Partyzancka walka o prawdę
Ujawniane są kolejne skrawki wiedzy o zamglonym poranku na smoleńskiej ziemi. Szkoda, że nie zajmują się tym ci, którzy powinni
31 maja 2010 r. na dworcu Moskwa Białoruskaja pojawia się 57-letnia kobieta. Dwóm pracownikom obsługi polskiego pociągu jadącego do Warszawy przekazuje list z prośbą o dostarczenie naszemu rządowi. Kolejarze prowadzą z nią krótką rozmowę. Kobieta tłumaczy, że nie może przekazać pisma do ambasady, bo jest śledzona. W kopercie znajdują się kserokopia jej dowodu osobistego, adres i numer telefonu.
Ręcznie napisane jest, że „katastrofa polskiego samolotu była zaplanowanym zabójstwem. Na podstawie dokumentów mogę to udowodnić”.
Pismo Swietłany wygląda z jednej strony sensacyjnie, z drugiej – podejrzanie (według niej jedynym nieskorumpowanym urzędnikiem rosyjskim jest prokurator generalny Jurij Czajka). Jednak sprawa wydaje się warta zbadania, więc nabiera urzędniczego biegu. W Terespolu obsługa pociągu przekazuje list Straży Granicznej. Dopiero pół miesiąca później, 16 czerwca, zastępca komendanta Nadbużańskiego Oddziału Straży Granicznej pisze o nim do dyrektora Zarządu Operacyjno-Śledczego Komendy Głównej SG.
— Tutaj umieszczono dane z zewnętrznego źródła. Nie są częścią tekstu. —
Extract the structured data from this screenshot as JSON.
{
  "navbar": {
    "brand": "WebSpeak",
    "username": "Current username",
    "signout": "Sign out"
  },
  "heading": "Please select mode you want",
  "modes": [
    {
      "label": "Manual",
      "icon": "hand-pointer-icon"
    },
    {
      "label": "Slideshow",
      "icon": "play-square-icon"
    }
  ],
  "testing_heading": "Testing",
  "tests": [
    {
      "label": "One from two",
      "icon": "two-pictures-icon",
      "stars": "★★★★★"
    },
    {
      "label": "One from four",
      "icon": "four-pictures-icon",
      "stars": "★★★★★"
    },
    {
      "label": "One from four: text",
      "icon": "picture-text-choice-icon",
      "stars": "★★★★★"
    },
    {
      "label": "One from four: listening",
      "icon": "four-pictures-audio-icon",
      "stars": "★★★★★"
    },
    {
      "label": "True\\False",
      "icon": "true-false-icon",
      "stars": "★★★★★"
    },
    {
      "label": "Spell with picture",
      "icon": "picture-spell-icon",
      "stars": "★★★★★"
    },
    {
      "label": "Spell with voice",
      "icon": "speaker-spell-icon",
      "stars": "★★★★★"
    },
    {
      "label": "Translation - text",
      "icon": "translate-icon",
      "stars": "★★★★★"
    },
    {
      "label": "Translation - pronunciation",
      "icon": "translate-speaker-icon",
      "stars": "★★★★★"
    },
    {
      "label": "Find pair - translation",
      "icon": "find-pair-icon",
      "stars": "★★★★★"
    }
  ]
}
24 czerwca prowadzący smoleńskie śledztwo ppłk Karol Kopczyk, prokurator Wojskowej Prokuratury Okręgowej w Warszawie, dostaje pismo od dyrektora ze Straży Granicznej. Załącznikiem są cztery strony dokumentów z pismem kobiety, kserokopią jej dowodu osobistego oraz tłumaczeniem. 2 lipca ppłk Kopczyk poleca zlecić Żandarmerii Wojskowej przesłuchanie kolejarzy w sprawie okoliczności otrzymania listu.